Lexikon
Epigenẹtik
Teilgebiet der Molekularbiologie, das sich mit den Mechanismen befasst, die die Genaktivität regulieren, und mit der Vererbung einer veränderten Genregulation, die bei den Nachkommen ohne eine Änderung der DNA-Sequenz zu veränderten Eigenschaften führt.
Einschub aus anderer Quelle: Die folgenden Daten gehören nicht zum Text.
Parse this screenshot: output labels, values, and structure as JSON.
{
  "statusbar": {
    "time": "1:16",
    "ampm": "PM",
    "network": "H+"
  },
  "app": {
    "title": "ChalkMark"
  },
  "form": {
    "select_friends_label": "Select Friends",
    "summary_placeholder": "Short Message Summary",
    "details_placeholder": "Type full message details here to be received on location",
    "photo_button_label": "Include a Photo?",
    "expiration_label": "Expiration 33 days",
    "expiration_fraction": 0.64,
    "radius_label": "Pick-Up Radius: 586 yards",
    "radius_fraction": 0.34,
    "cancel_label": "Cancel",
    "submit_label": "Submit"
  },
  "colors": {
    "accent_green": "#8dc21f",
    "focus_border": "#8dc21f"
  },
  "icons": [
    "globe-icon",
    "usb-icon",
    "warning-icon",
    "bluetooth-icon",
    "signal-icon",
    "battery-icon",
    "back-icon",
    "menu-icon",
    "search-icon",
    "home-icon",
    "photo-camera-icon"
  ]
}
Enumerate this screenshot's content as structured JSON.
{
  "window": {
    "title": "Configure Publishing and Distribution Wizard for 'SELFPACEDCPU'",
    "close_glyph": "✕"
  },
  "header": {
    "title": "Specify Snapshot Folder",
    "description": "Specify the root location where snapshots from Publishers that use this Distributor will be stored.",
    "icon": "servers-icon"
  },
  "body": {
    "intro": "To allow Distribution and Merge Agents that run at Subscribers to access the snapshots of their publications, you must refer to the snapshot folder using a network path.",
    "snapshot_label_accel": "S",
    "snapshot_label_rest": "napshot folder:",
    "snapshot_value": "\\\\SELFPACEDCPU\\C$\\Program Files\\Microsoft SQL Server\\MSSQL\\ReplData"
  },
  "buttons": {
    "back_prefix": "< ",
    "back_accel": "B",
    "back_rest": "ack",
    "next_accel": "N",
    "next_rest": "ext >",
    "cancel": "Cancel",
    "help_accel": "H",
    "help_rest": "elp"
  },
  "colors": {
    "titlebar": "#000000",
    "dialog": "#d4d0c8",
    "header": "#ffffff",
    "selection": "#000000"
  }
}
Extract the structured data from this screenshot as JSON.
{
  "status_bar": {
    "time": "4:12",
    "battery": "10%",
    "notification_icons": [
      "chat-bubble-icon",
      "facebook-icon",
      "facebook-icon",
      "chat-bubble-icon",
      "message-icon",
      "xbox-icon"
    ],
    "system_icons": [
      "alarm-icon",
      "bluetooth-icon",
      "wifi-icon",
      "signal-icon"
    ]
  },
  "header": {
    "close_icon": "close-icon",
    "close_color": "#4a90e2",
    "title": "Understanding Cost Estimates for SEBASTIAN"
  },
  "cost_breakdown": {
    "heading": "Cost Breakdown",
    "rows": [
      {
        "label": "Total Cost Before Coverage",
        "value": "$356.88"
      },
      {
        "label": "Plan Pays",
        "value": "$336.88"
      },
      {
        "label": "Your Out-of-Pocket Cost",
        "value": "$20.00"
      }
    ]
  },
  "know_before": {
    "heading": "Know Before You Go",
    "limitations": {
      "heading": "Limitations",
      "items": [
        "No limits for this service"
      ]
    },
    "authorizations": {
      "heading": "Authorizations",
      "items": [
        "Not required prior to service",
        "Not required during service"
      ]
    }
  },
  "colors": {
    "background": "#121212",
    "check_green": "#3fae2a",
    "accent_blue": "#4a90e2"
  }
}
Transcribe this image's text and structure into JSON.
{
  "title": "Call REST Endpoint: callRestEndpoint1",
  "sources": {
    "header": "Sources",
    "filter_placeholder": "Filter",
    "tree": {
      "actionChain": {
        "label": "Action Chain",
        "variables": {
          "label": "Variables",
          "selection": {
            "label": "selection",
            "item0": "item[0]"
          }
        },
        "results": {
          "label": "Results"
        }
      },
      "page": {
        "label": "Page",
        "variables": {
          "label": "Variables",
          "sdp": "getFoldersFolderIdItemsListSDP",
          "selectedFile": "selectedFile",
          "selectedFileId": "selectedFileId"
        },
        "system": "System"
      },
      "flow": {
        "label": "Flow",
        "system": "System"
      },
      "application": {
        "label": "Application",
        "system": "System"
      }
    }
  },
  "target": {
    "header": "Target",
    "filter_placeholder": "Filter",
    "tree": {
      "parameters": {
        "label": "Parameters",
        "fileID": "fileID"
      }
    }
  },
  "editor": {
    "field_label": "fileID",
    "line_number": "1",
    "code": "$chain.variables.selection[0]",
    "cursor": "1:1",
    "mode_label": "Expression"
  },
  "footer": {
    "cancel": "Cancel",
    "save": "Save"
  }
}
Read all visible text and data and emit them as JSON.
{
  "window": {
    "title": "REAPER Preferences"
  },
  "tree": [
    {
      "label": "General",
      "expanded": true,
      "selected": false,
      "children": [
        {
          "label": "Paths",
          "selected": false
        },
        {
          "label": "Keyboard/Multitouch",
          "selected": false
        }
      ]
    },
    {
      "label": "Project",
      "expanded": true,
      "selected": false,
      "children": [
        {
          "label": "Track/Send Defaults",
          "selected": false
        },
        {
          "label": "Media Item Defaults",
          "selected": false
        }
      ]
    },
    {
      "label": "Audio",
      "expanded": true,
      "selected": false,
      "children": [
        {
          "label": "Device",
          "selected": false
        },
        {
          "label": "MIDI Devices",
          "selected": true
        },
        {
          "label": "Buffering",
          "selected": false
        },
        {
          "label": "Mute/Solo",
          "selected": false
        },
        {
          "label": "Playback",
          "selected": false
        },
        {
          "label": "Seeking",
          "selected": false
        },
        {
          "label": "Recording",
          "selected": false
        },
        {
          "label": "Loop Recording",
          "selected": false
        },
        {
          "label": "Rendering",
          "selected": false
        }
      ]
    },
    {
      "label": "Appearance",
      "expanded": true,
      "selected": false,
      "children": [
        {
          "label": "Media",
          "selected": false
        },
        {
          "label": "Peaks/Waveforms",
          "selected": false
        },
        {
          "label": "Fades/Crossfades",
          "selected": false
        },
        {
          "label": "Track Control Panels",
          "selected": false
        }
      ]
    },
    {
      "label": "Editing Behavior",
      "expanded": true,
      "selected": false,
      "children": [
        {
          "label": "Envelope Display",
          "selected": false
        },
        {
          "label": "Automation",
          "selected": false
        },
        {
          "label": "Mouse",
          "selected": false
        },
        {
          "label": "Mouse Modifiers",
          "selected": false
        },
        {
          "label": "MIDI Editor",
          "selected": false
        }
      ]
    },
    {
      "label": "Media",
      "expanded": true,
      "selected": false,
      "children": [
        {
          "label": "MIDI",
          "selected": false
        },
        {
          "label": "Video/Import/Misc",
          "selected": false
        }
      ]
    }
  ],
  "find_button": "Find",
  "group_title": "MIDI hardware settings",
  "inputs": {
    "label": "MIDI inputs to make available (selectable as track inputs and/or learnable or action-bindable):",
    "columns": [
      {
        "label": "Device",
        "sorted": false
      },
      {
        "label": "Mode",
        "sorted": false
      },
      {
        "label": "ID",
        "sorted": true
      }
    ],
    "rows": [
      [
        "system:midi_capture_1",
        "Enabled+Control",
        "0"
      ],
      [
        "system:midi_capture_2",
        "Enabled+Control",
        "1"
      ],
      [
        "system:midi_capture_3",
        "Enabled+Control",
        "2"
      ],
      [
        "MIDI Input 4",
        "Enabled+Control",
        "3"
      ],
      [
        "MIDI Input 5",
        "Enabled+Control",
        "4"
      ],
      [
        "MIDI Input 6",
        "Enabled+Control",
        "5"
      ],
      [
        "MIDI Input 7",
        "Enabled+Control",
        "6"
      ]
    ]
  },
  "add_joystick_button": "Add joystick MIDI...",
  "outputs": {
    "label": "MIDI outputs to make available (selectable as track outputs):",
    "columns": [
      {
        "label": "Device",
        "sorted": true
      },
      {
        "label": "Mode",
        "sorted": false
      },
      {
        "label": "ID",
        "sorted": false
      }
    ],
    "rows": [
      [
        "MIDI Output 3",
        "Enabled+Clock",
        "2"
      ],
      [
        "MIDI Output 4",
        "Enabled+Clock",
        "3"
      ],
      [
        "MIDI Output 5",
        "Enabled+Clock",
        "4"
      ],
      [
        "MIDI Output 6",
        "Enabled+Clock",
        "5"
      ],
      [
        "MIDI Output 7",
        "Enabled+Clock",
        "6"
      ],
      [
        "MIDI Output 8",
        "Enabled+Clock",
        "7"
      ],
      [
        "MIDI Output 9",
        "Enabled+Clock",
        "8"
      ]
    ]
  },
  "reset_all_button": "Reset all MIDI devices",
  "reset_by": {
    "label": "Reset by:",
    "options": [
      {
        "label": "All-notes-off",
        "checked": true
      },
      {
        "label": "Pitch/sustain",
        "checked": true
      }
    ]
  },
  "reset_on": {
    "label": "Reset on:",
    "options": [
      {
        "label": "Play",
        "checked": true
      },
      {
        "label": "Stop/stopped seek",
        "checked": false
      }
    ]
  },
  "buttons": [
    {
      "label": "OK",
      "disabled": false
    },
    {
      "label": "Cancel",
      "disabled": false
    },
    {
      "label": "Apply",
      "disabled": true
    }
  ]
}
Zwar enthält das Genom den Bauplan für einen Organismus, aber es werden Anweisungen gebraucht, nach denen die jeweils benötigten Gene zum richtigen Zeitpunkt an- und abgeschaltet werden. So besitzen zwar alle Zellen die gleiche genetische Information, aber je nach Zelltyp erfüllen sie ganz verschiedene Aufgaben. Dafür werden jeweils unterschiedliche Gene aktiviert. Z. T. geschieht dies mit Hilfe von Regulatorgenen (Gen). Darüber hinaus wird die Genaktivität aber auch durch andere Faktoren (epigenetisch) beeinflusst, z. B. indem sich bestimmte Proteine an die DNA heften und dadurch Gene an- oder abschalten oder durch chemische Modifizierung der mit der DNA assoziierten Proteine, vor allem der Histone. Zusammengenommen bilden diese Prozesse einen epigenetischen Code, der auch durch Umwelteinflüsse veränderbar ist, und zwar viel leichter als die genetische Information. Überraschend ist die Erkenntnis, dass derartige epigenetischen Phänomene sogar an die Nachkommen vererbt werden können. Da epigenetische Phänomene außerdem eine wichtige Rolle bei der Entstehung von Krankheiten spielen können, besonders bei der Krebsentstehung, erhofft man sich von einem besseren Verständnis dieser Prozesse neue Erkenntnisse und letztlich neue Therapieansätze oder ganz neue Möglichkeiten der Vorbeugung.